Friday, 11 August 2017

Forgotten Book - Trent's Own Case


Unlike many authors associated with Golden Age detective fiction, Edmund Clerihew Bentley was far from prolific. Yet his impact on the genre was immense. Trent's Last Case is seen by many people (including me) as the effective catalyst for the development of the classic whodunit after the First World War, and when Bentley's old friend G.K. Chesterton died, Bentley was a popular choice to succeed him, and to become the second President of the Detection Club. This more or less coincided with the publication of Trent's Own Case, which records Philip Trent's long-awaited return to the fray of detection.

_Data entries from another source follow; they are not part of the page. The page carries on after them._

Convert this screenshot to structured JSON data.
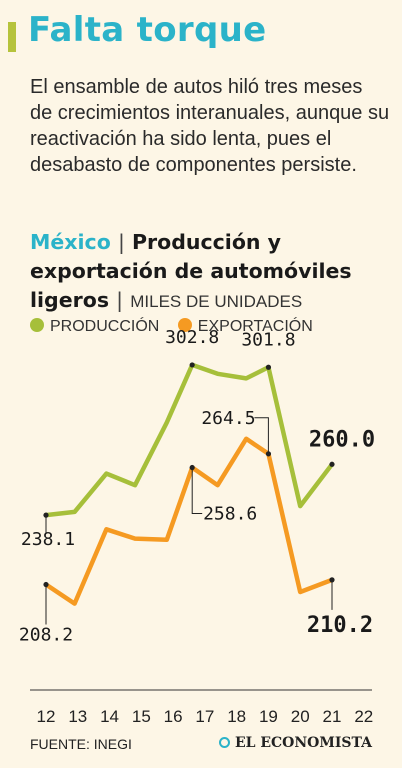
{
  "header": {
    "title": "Falta torque"
  },
  "description": "El ensamble de autos hiló tres meses de crecimientos interanuales, aunque su reactivación ha sido lenta, pues el desabasto de componentes persiste.",
  "subtitle": {
    "country": "México",
    "separator": "|",
    "main": "Producción y exportación de automóviles ligeros",
    "units": "MILES DE UNIDADES"
  },
  "colors": {
    "production": "#a6bf3a",
    "export": "#f59a22",
    "accent": "#2bb3c9"
  },
  "chart_data": {
    "type": "line",
    "x": [
      "12",
      "13",
      "14",
      "15",
      "16",
      "17",
      "18",
      "19",
      "20",
      "21",
      "22"
    ],
    "xlim": [
      12,
      22
    ],
    "ylim": [
      180,
      320
    ],
    "series": [
      {
        "name": "PRODUCCIÓN",
        "color": "#a6bf3a",
        "points": [
          [
            12,
            238.1
          ],
          [
            12.9,
            239.5
          ],
          [
            13.9,
            256
          ],
          [
            14.8,
            251
          ],
          [
            15.8,
            278
          ],
          [
            16.6,
            302.8
          ],
          [
            17.4,
            299
          ],
          [
            18.3,
            297
          ],
          [
            19.0,
            301.8
          ],
          [
            20.0,
            242
          ],
          [
            21,
            260.0
          ]
        ]
      },
      {
        "name": "EXPORTACIÓN",
        "color": "#f59a22",
        "points": [
          [
            12,
            208.2
          ],
          [
            12.9,
            200
          ],
          [
            13.9,
            232
          ],
          [
            14.8,
            228
          ],
          [
            15.8,
            227.5
          ],
          [
            16.6,
            258.6
          ],
          [
            17.4,
            251
          ],
          [
            18.3,
            271
          ],
          [
            19.0,
            264.5
          ],
          [
            20.0,
            205
          ],
          [
            21,
            210.2
          ]
        ]
      }
    ],
    "annotations": [
      {
        "label": "238.1",
        "series": 0,
        "point": 0,
        "bold": false
      },
      {
        "label": "302.8",
        "series": 0,
        "point": 5,
        "bold": false
      },
      {
        "label": "301.8",
        "series": 0,
        "point": 8,
        "bold": false
      },
      {
        "label": "260.0",
        "series": 0,
        "point": 10,
        "bold": true
      },
      {
        "label": "208.2",
        "series": 1,
        "point": 0,
        "bold": false
      },
      {
        "label": "258.6",
        "series": 1,
        "point": 5,
        "bold": false
      },
      {
        "label": "264.5",
        "series": 1,
        "point": 8,
        "bold": false
      },
      {
        "label": "210.2",
        "series": 1,
        "point": 10,
        "bold": true
      }
    ]
  },
  "footer": {
    "source": "FUENTE: INEGI",
    "brand": "EL ECONOMISTA"
  }
}
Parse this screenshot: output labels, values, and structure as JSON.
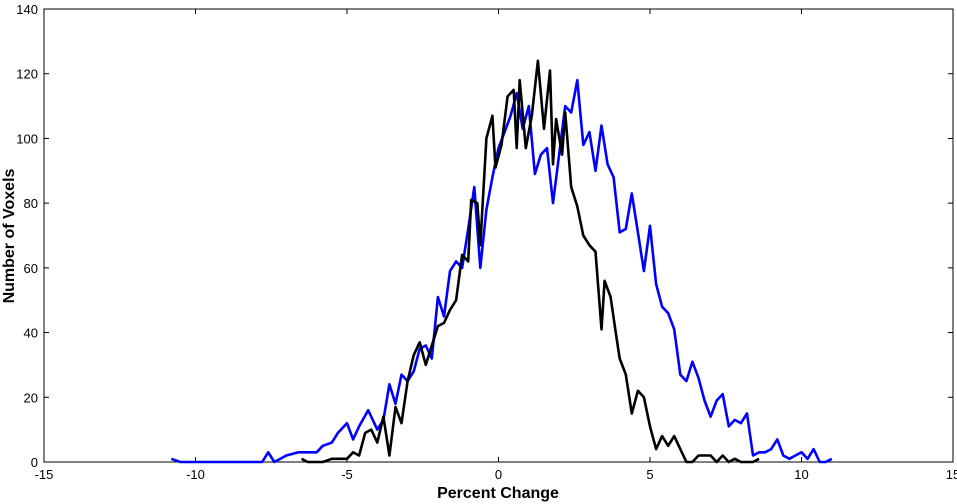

Bentley's short stories about Trent were also collected in a volume entitled Trent Intervenes. But although Trent's Last Case has been relatively easy to find over the years, the other two Trent books have been less widely available. Now Harper Collins have reissued all three books together as part of their Detective Story Club imprint.

I feel confident that crime fans will be delighted by this initiative, though I should declare my own involvement - I have written a new introduction to Trent's Own Case. This commission caused me to re-read the book recently, and in so doing I found I revised my original opinion of it somewhat. I read it first as a teenager, expecting something similar to the first Trent book. It's much better, though, to judge the book on its own merits,not least because it was actually a collaboration - Bentley co-wrote the novel with his friend H. Warner Allen, and the storyline features Warner Allen's own detective character, the wine merchant Mr Clerihew (who was named in Bentley's honour). It's a well-made story, and still very readable.

In The Golden Age of Murder, I discuss the "Trent Dinner" held in 1936 to celebrate the book's publication, and one of my most precious possessions is a copy of the first edition signed by those who attended the dinner. I also talk about this in a little more detail in the "Collecting Crime" section on my website.. The addition of this book, and the two other Trent titles, to the Detective Story Club list, is very welcome.